Real-world experience with cabazitaxel in patients with metastatic castration-resistant prostate cancer: a final, pooled analysis of the compassionate use programme and early access programme

Zafar Malik _, Axel Heidenreich, Sergio Bracarda, Alexandros Ardavanis, Philip Parente, Hans-Joerg Scholz, Ayse Ozatilgan, Evelyne Ecstein-Fraisse, Simon Hitier and Giuseppe Di Lorenzo

Abstract

ABSTRACT

Background

Cabazitaxel is a second-generation taxane approved for use in patients with metastatic castration-resistant prostate cancer (mCRPC) previously treated with docetaxel.
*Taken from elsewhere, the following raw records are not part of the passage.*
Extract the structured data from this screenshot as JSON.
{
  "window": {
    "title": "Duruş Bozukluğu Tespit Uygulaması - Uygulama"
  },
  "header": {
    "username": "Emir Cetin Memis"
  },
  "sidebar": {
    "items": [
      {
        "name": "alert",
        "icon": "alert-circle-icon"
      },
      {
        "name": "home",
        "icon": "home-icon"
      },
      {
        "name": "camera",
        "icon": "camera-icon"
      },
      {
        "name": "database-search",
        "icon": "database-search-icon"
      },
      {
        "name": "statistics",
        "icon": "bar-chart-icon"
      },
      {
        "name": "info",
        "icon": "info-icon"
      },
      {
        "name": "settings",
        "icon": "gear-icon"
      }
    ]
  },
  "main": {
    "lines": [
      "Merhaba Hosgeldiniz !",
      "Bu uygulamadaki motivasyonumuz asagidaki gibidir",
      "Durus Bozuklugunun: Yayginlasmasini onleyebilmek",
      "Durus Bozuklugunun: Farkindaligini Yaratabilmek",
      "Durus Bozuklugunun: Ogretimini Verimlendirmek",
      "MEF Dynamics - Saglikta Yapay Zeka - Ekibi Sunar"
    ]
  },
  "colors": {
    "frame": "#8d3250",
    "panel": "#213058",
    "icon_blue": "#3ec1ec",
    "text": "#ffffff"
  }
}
Early access programmes were established to allow eligible patients with mCRPC access to cabazitaxel before regulatory approval.

Materials and Methods

The primary objective was to allow access to cabazitaxel before commercial availability for patients with mCRPC whose disease had progressed during or after chemotherapy with docetaxel; the secondary objective was overall safety. Patients received cabazitaxel 25 mg/m² on Day 1 of a 21-day cycle, with daily oral 10 mg prednisone/prednisolone. G-CSF was administered per ASCO guidelines.

Results

In total, 1432 patients received cabazitaxel across 41 countries between 2010 and 2014 (median 6.0 treatment cycles [range 1–49]). The most frequently occurring treatment-emergent adverse events (TEAEs) possibly related to treatment were diarrhoea (33.3%), fatigue (25.4%) and anaemia (23.7%); the most frequently occurring possibly related Grade 3/4 TEAEs were neutropenia (18.7%) and febrile neutropenia (6.9%). G-CSF was administered in ≥ 1 cycle in 64% of patients (10.1% therapeutic use; 57.8% prophylactic use; 9.7% both uses).

Conclusion

The safety profile of cabazitaxel in this pooled analysis of two cabazitaxel early access programmes was manageable and consistent with previous Phase III trials (TROPIC, PROSELICA).